El-Sayed fires back at CNN over ‘defund the police’ past

Michigan Democratic Senate candidate Abdul El-Sayed fired back at CNN last night over the network’s focus on his past “defund the police” rhetoric, arguing that the media outlet was trying to “fixate” on a single phrase rather than engage with his actual policy positions.

During an appearance on CNN’s “Inside Politics” on July 12, El-Sayed was confronted by host Manu Raju about resurfaced audio from 2020 in which he explicitly called for defunding the police. “I believe that we do need to defund the police insofar as defunding the police is disinvesting in the means of incarcerating or killing them on the streets,” El-Sayed said in a 2020 radio interview, according to CNN’s KFile investigation published July 7.
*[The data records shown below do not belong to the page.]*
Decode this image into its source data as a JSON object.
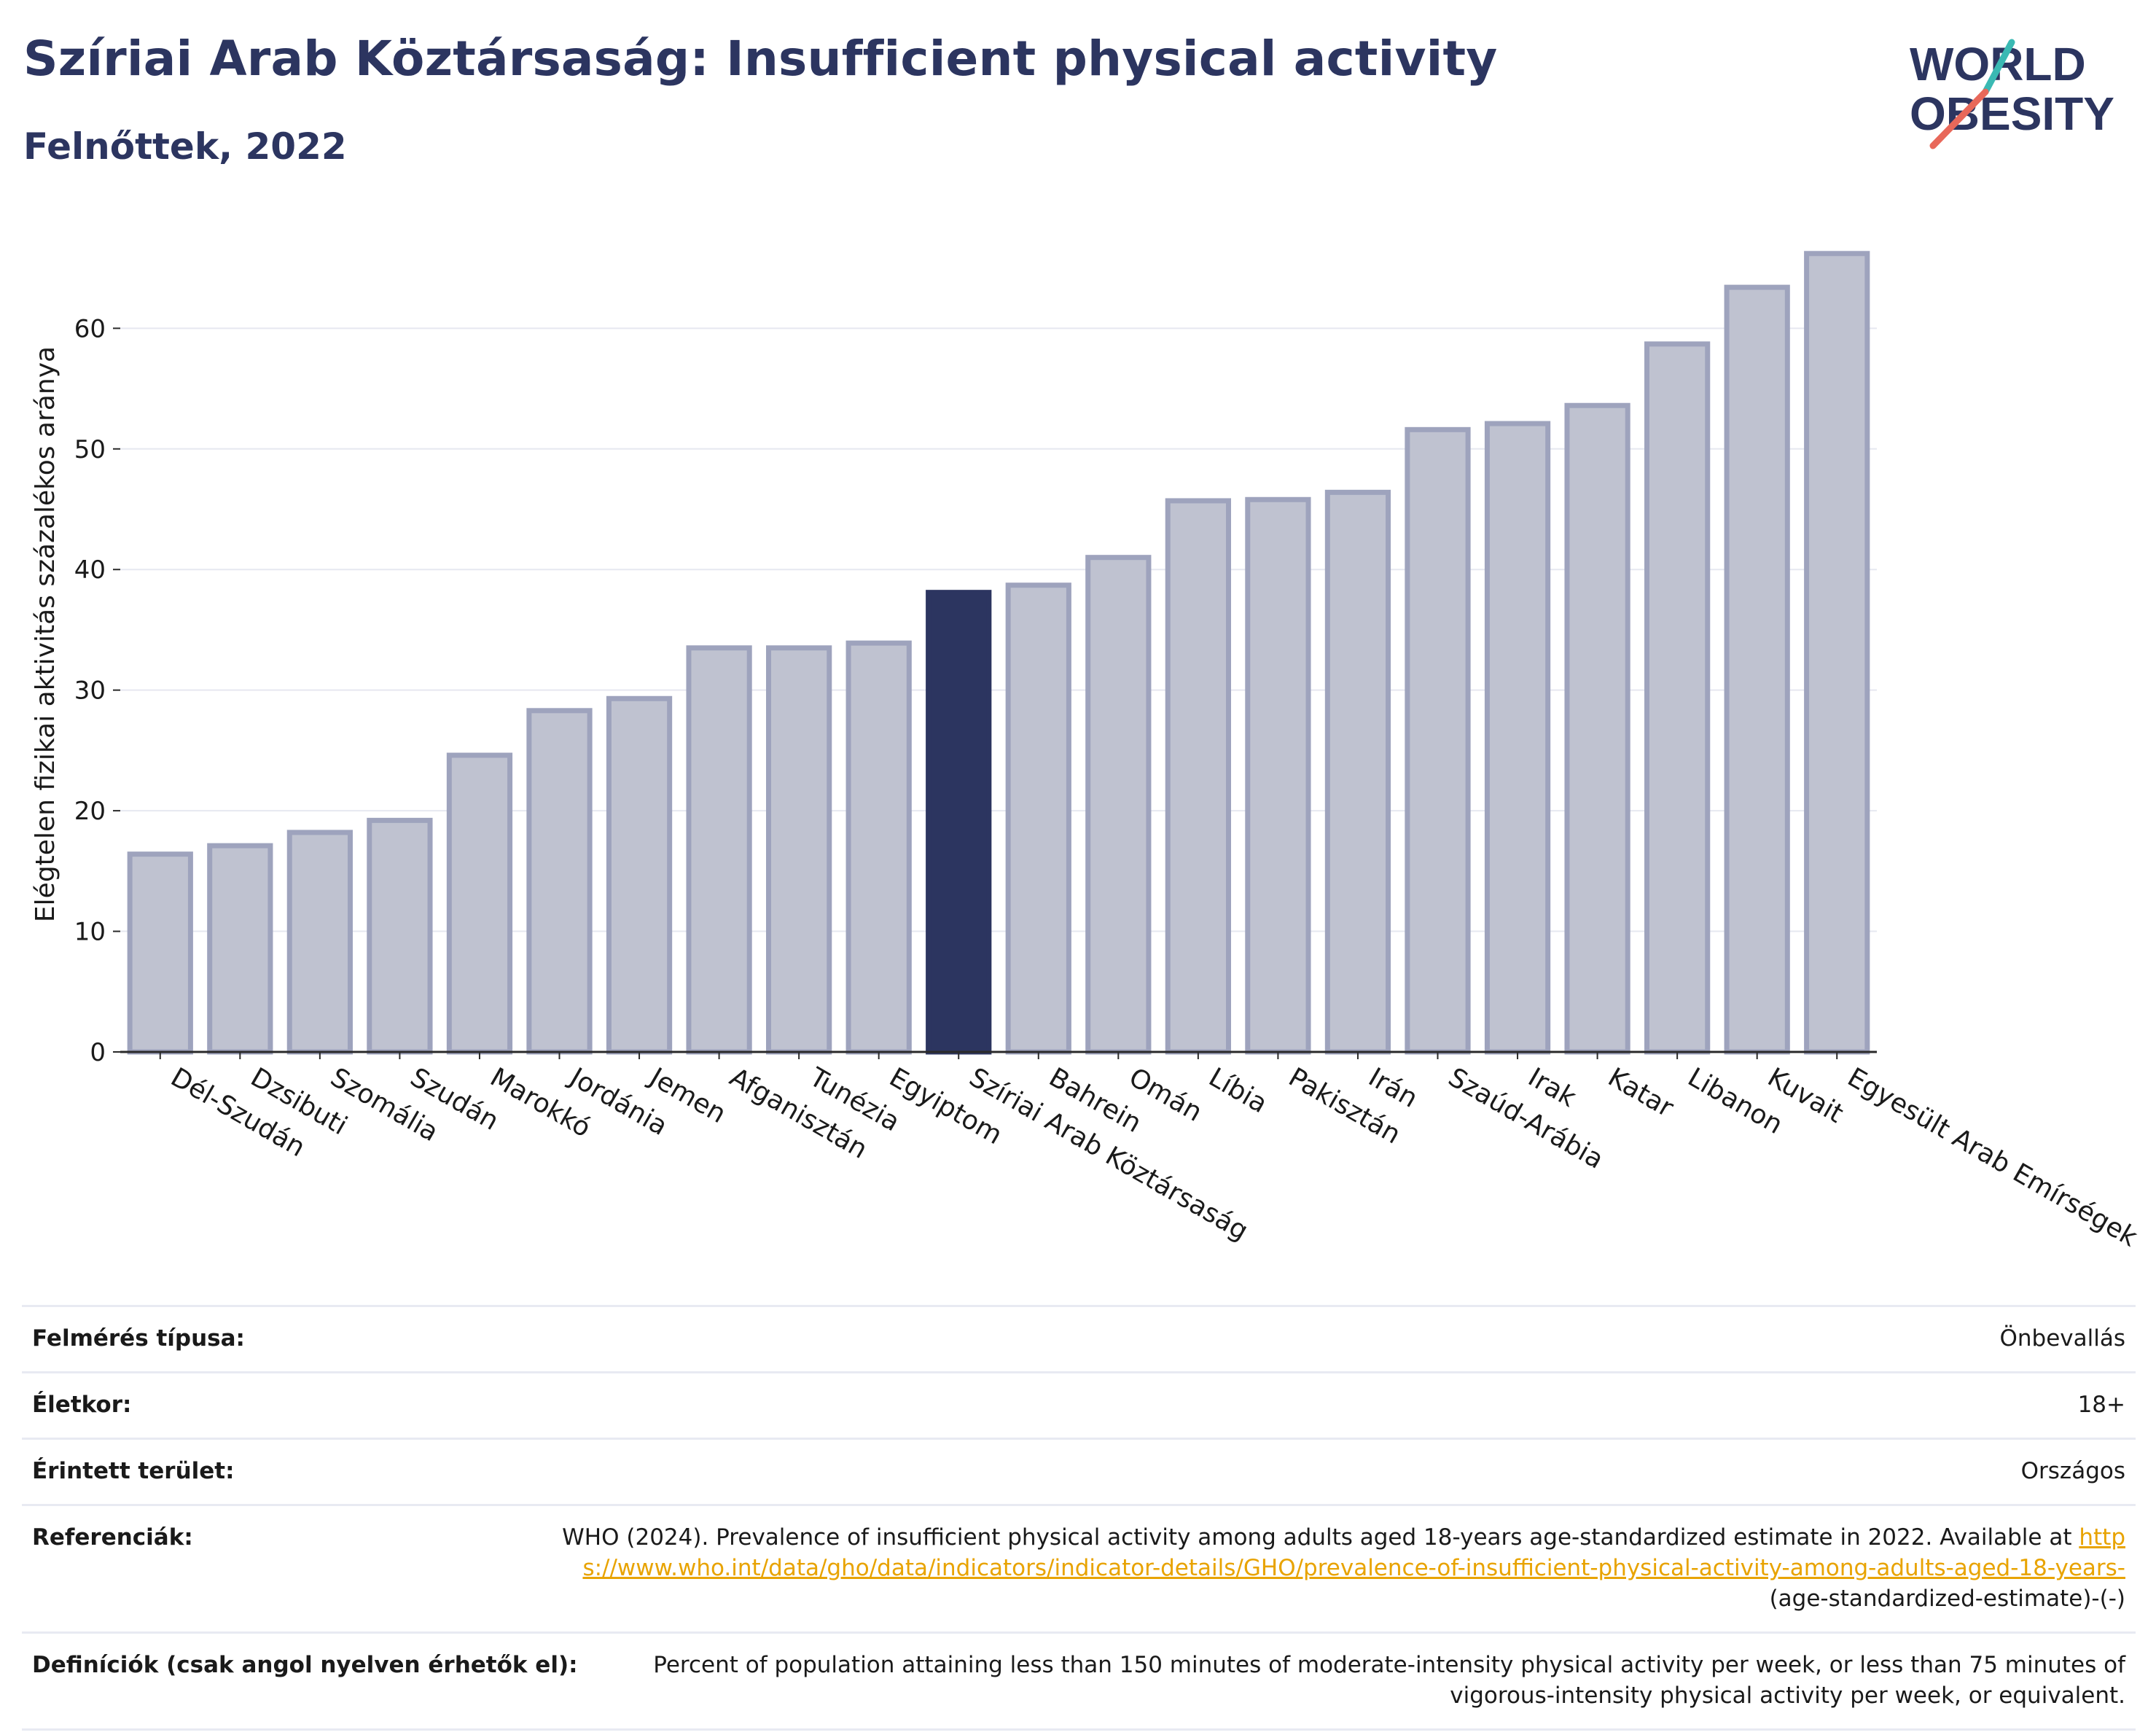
{
  "title": "Szíriai Arab Köztársaság: Insufficient physical activity",
  "subtitle": "Felnőttek, 2022",
  "logo": {
    "line1": "WORLD",
    "line2": "OBESITY",
    "colors": {
      "text": "#2c3560",
      "slash_teal": "#3ab9b3",
      "slash_orange": "#e8685a"
    }
  },
  "colors": {
    "bar": "#bfc2d0",
    "bar_border": "#9ea3bd",
    "highlight": "#2c3560",
    "grid": "#e6e8f0",
    "axis": "#2a2a2a",
    "link": "#e8a300"
  },
  "chart_data": {
    "type": "bar",
    "ylabel": "Elégtelen fizikai aktivitás százalékos aránya",
    "xlabel": "",
    "ylim": [
      0,
      68
    ],
    "yticks": [
      0,
      10,
      20,
      30,
      40,
      50,
      60
    ],
    "grid": true,
    "highlight": "Szíriai Arab Köztársaság",
    "categories": [
      "Dél-Szudán",
      "Dzsibuti",
      "Szomália",
      "Szudán",
      "Marokkó",
      "Jordánia",
      "Jemen",
      "Afganisztán",
      "Tunézia",
      "Egyiptom",
      "Szíriai Arab Köztársaság",
      "Bahrein",
      "Omán",
      "Líbia",
      "Pakisztán",
      "Irán",
      "Szaúd-Arábia",
      "Irak",
      "Katar",
      "Libanon",
      "Kuvait",
      "Egyesült Arab Emírségek"
    ],
    "values": [
      16.4,
      17.1,
      18.2,
      19.2,
      24.6,
      28.3,
      29.3,
      33.5,
      33.5,
      33.9,
      38.1,
      38.7,
      41.0,
      45.7,
      45.8,
      46.4,
      51.6,
      52.1,
      53.6,
      58.7,
      63.4,
      66.2
    ]
  },
  "meta": [
    {
      "label": "Felmérés típusa:",
      "value": "Önbevallás"
    },
    {
      "label": "Életkor:",
      "value": "18+"
    },
    {
      "label": "Érintett terület:",
      "value": "Országos"
    },
    {
      "label": "Referenciák:",
      "value_pre": "WHO (2024). Prevalence of insufficient physical activity among adults aged 18-years age-standardized estimate in 2022. Available at",
      "link": "https://www.who.int/data/gho/data/indicators/indicator-details/GHO/prevalence-of-insufficient-physical-activity-among-adults-aged-18-years-",
      "value_post": "(age-standardized-estimate)-(-)"
    },
    {
      "label": "Definíciók (csak angol nyelven érhetők el):",
      "value": "Percent of population attaining less than 150 minutes of moderate-intensity physical activity per week, or less than 75 minutes of vigorous-intensity physical activity per week, or equivalent."
    }
  ]
}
When Raju pressed him on the comments, El-Sayed responded: “You fixate on the word ‘defund,’ but what I’m talking about is war material that we made too much of during the war in Iraq.” He argued that his position was about redirecting resources from military-grade equipment given to police departments toward social services, mental health, and education.
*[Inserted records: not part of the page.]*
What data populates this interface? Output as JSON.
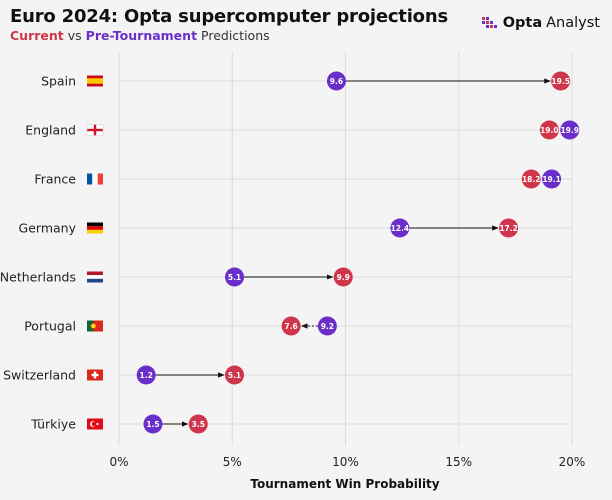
{
  "header": {
    "title": "Euro 2024: Opta supercomputer projections",
    "subtitle_current": "Current",
    "subtitle_vs": "vs",
    "subtitle_pre": "Pre-Tournament",
    "subtitle_tail": "Predictions"
  },
  "brand": {
    "name_bold": "Opta",
    "name_light": "Analyst",
    "icon": "opta-logo-icon"
  },
  "colors": {
    "current": "#d0364b",
    "pre_tournament": "#6a2fc9",
    "grid": "#dcdcdc",
    "background": "#f4f4f4"
  },
  "chart_data": {
    "type": "dumbbell",
    "title": "Euro 2024: Opta supercomputer projections",
    "xlabel": "Tournament Win Probability",
    "ylabel": "",
    "xlim": [
      0,
      20
    ],
    "xticks": [
      0,
      5,
      10,
      15,
      20
    ],
    "xtick_labels": [
      "0%",
      "5%",
      "10%",
      "15%",
      "20%"
    ],
    "grid": true,
    "series": [
      {
        "name": "Current",
        "color": "#d0364b"
      },
      {
        "name": "Pre-Tournament",
        "color": "#6a2fc9"
      }
    ],
    "categories": [
      "Spain",
      "England",
      "France",
      "Germany",
      "Netherlands",
      "Portugal",
      "Switzerland",
      "Türkiye"
    ],
    "rows": [
      {
        "team": "Spain",
        "flag": "spain-flag-icon",
        "current": 19.5,
        "pre": 9.6,
        "current_label": "19.5",
        "pre_label": "9.6"
      },
      {
        "team": "England",
        "flag": "england-flag-icon",
        "current": 19.0,
        "pre": 19.9,
        "current_label": "19.0",
        "pre_label": "19.9"
      },
      {
        "team": "France",
        "flag": "france-flag-icon",
        "current": 18.2,
        "pre": 19.1,
        "current_label": "18.2",
        "pre_label": "19.1"
      },
      {
        "team": "Germany",
        "flag": "germany-flag-icon",
        "current": 17.2,
        "pre": 12.4,
        "current_label": "17.2",
        "pre_label": "12.4"
      },
      {
        "team": "Netherlands",
        "flag": "netherlands-flag-icon",
        "current": 9.9,
        "pre": 5.1,
        "current_label": "9.9",
        "pre_label": "5.1"
      },
      {
        "team": "Portugal",
        "flag": "portugal-flag-icon",
        "current": 7.6,
        "pre": 9.2,
        "current_label": "7.6",
        "pre_label": "9.2"
      },
      {
        "team": "Switzerland",
        "flag": "switzerland-flag-icon",
        "current": 5.1,
        "pre": 1.2,
        "current_label": "5.1",
        "pre_label": "1.2"
      },
      {
        "team": "Türkiye",
        "flag": "turkiye-flag-icon",
        "current": 3.5,
        "pre": 1.5,
        "current_label": "3.5",
        "pre_label": "1.5"
      }
    ]
  }
}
El-Sayed has faced mounting scrutiny over his 2020 statements as he runs as the Democratic front-runner ahead of Michigan’s August 4 primary. CNN’s KFile review documented that in 2020 and 2021, El-Sayed repeatedly endorsed the substance of the defund movement in interviews, speeches, and social media posts—not just uttering the phrase but supporting the principle of reinvesting police funds into public health, education, and anti-poverty programs.

Earlier this month, when pressed by CNN’s Kasie Hunt on whether he still supported defunding police, El-Sayed did not directly answer. Instead, he said he deleted the old tweets to prevent them from being taken “out of context.” “I deleted all the tweets because I didn’t want them to be taken out of context like this so that you could distract from the actual conversation that Michiganders really want to have,” he said, according to Fox News reporting.

CNN documented that El-Sayed deleted thousands of old social media posts. One June 2020 tweet stated: “Most major US cities spend WAY TOO MUCH on police departments to police poverty & WAY TOO LITTLE on public schools, health departments, recreation departments, & housing to eliminate poverty. Fixing that is what the #Defund movement is about.” Another post read: “The police have become standing armies we deploy against our own people.”

El-Sayed’s campaign has said his perspective “has become more nuanced.” Campaign spokesperson Roxie Richner told CNN that El-Sayed now believes in improving law enforcement recruitment, retention, and retirement funding, while also rejecting militarized policing and supporting community violence intervention and behavioral health responses.

The defund movement remained deeply unpopular even when El-Sayed was advocating for it. A 2021 Axios/Ipsos poll found that just 27% of respondents supported “defund the police,” with 70% opposed. In a battleground state like Michigan—which Trump carried in 2024—the issue poses a political liability for Democrats in the general election.

Sources

  • Fox News — El-Sayed’s July 12 CNN interview and his response about the “fixate” comment, his deleted tweets, and his claim that he “funded the system.”
  • CNN KFile — July 7 investigation documenting El-Sayed’s 2020 radio interviews and explicit statements supporting defunding police, his deleted tweets from June 2020, and his campaign’s statement about his “nuanced” perspective.
  • Mediaite — Reporting on El-Sayed’s repeated calls to defund police in 2020 interviews despite recent denials.